Mon père, à qui sa conscience reprochait des occupations qu’on regardait à Port-Royal comme très-criminelles, se persuada que ces paroles n’avaient été écrites que contre lui, et qu’il était celui qu’on appelait un empoisonneur public. Il se croyait d’autant mieux fondé dans cette persuasion, qu’à cause de sa liaison avec les comédiens il avait été comme

  1. C’est ainsi que cette pièce, dans sa naissance, fut jouée par les deux troupes ; mais dans l’Histoire du Théâtre-Français, tome IX, il est dit qu’elle fut jouée le même jour sur les deux théâtres : ce qui n’est pas vraisemblable. (L. R.) L’assertion de Louis Racine est détruite par la gazette en vers de Robinet, qui écrivait jour par jour tout ce qui arrivait de curieux à Paris. Ce gazetier parle du succès de la pièce, et dit expressément que Racine produisit en même temps l’Alexandre sur les deux théâtres français. Ce genre de succès est unique ; mais Racine le paya trop cher, puisqu’il lui fit perdre l’affection de Molière. (A. M.)

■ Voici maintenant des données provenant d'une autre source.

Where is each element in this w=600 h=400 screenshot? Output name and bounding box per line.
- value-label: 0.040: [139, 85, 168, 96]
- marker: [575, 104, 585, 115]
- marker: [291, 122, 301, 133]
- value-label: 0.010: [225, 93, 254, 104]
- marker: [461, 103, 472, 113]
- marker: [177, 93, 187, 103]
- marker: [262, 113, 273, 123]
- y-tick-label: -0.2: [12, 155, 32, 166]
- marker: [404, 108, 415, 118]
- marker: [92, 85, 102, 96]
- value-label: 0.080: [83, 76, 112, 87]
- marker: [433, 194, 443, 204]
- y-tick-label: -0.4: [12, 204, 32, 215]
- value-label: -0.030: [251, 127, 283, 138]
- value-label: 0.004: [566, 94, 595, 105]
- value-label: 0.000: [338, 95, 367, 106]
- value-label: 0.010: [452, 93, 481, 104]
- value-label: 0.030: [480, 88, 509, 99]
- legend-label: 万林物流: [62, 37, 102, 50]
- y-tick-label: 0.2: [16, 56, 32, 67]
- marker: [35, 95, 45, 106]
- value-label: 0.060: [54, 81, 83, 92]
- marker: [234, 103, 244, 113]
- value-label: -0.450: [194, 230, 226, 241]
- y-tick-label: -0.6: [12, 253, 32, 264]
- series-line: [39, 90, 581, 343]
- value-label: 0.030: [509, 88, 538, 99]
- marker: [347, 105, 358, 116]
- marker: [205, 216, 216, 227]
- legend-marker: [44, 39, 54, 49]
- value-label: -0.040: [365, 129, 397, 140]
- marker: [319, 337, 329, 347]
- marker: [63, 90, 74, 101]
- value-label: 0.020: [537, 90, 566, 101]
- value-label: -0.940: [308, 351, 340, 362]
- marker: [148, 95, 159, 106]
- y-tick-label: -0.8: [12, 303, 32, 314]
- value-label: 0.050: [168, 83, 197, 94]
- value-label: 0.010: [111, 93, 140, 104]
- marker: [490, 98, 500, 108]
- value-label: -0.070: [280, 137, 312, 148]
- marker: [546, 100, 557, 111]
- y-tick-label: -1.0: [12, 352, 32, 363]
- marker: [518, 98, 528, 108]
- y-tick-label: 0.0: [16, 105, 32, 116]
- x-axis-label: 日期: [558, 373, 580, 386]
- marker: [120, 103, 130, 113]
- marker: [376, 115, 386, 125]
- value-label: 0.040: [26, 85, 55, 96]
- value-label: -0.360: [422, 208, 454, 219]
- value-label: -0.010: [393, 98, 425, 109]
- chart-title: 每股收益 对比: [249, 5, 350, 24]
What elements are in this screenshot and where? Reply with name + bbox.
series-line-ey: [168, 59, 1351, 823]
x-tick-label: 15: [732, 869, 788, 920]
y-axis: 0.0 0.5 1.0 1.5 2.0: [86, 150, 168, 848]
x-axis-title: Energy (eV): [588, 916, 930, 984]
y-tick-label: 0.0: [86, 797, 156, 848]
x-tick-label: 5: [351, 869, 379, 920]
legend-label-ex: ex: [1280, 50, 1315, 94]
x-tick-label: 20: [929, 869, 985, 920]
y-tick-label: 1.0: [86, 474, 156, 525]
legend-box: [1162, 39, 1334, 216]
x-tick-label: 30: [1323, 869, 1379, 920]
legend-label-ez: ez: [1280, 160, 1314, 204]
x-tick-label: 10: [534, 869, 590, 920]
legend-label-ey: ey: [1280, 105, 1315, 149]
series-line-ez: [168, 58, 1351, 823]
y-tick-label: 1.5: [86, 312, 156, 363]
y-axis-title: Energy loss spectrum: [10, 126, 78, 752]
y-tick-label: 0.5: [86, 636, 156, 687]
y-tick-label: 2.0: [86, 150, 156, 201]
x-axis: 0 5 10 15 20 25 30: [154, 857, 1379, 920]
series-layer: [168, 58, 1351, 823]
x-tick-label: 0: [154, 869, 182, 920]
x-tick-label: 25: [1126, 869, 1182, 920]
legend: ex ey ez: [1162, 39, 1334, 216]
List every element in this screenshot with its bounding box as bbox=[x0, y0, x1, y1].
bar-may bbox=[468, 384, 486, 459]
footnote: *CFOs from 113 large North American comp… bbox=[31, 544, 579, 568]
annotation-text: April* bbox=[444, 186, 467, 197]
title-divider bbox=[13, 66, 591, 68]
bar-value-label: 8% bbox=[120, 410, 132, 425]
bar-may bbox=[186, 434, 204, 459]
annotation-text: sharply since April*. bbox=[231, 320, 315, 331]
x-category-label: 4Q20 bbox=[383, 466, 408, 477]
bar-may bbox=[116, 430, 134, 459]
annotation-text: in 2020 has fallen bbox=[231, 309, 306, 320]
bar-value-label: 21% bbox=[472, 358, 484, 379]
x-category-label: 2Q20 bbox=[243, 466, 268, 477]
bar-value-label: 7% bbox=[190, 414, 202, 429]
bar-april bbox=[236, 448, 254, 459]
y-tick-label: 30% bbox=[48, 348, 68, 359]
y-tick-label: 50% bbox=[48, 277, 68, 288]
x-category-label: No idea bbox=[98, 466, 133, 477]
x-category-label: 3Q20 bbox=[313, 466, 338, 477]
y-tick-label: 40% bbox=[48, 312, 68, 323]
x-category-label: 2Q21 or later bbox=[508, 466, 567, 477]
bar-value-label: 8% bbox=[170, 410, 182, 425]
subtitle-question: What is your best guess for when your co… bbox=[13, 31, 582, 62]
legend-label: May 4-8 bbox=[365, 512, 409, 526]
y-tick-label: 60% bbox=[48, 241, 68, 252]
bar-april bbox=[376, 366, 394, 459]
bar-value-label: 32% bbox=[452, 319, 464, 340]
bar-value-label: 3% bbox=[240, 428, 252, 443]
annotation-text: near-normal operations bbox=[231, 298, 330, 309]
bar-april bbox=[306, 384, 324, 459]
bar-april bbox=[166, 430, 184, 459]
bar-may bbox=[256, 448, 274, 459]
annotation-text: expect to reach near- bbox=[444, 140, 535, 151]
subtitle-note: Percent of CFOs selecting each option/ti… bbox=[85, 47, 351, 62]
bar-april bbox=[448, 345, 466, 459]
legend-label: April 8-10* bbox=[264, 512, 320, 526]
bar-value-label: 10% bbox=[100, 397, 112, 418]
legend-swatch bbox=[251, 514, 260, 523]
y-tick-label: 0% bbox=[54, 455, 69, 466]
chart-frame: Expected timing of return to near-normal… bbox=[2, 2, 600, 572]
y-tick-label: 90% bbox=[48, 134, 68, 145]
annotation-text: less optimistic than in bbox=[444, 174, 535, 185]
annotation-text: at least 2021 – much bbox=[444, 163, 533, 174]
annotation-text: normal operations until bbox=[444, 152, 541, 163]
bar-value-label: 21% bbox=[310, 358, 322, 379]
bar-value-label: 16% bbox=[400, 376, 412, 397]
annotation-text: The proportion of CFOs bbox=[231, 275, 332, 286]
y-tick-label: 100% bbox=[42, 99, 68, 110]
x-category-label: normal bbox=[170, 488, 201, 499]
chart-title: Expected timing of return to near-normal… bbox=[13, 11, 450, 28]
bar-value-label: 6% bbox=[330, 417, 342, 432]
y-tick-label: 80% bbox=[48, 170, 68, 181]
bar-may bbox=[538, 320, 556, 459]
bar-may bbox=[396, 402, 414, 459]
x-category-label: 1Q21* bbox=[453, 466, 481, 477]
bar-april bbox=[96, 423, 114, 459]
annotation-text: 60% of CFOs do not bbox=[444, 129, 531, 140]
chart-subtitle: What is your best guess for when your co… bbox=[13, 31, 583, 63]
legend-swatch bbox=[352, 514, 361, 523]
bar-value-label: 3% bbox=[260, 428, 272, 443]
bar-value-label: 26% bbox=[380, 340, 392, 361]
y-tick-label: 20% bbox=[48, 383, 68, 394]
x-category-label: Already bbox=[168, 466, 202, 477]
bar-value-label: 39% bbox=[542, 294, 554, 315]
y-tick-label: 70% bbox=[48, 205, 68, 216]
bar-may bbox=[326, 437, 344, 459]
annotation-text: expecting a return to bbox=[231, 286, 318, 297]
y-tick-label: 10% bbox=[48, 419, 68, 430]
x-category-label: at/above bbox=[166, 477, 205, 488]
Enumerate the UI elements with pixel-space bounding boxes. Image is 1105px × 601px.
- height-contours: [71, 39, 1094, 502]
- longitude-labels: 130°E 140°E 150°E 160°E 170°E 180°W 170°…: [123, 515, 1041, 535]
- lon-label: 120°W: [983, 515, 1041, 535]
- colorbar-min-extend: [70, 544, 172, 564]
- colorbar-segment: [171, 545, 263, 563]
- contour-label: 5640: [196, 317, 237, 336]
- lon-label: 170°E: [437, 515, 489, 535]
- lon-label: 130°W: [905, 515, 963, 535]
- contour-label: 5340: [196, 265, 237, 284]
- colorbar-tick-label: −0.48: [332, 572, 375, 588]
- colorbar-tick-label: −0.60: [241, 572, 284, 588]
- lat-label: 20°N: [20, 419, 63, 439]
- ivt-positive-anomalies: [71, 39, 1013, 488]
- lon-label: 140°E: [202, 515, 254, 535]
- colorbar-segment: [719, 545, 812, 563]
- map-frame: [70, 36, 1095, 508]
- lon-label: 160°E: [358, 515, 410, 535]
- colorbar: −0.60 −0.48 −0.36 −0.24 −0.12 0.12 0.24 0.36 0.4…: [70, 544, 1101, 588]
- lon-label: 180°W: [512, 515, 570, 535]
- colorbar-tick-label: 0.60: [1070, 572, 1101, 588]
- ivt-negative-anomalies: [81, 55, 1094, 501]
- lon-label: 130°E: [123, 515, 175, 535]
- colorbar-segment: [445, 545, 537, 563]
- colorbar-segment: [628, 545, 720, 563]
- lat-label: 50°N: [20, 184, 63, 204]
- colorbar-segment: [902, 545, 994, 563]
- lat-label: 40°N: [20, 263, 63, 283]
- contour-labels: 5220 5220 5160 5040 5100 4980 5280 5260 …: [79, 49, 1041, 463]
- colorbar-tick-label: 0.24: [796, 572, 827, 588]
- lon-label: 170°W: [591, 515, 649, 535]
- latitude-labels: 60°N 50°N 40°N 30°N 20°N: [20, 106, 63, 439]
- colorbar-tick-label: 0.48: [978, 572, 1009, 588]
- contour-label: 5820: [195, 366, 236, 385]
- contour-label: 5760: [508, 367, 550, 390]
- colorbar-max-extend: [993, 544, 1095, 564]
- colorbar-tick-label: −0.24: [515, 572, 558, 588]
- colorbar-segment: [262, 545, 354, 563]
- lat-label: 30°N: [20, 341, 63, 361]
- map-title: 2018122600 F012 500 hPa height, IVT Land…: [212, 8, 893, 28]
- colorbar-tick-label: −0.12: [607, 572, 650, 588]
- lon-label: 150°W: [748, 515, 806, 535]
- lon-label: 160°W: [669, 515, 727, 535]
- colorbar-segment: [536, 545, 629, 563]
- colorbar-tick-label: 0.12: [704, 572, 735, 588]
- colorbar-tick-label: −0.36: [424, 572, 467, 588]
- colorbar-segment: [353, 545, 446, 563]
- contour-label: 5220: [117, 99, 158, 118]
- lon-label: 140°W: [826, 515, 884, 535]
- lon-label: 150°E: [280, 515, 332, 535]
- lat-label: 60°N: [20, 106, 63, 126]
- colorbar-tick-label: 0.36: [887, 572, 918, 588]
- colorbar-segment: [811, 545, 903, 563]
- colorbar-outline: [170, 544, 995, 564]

  2. Il me souvient, dit l’abbé Dubos, de ce que dit M. Despréaux à M. Racine concernant la facilité de faire des vers. Ce dernier venait de donner sa tragédie d’Alexandre lorsqu’il se lia d’amitié avec l’auteur de l’Art poétique. Racine lui dit, en parlant de son travail, qu’il avait une facilité surprenante à faire ses vers. « Je veux, répondit Despréaux, vous apprendre à faire des vers avec peine, et vous avez assez de talent pour le savoir bientôt. » Racine disait que Despréaux lui avait tenu parole. M. Despréaux, dit le commentateur de Boileau, faisait ordinairement le second vers avant le premier ; c’est un des plus grands secrets de la poésie, pour donner aux vers beaucoup de sens et de force. Il conseilla à M. Racine de suivre cette méthode. Il disait à ce propos : « Je lui ai appris à rimer difficilement. » (A. M.).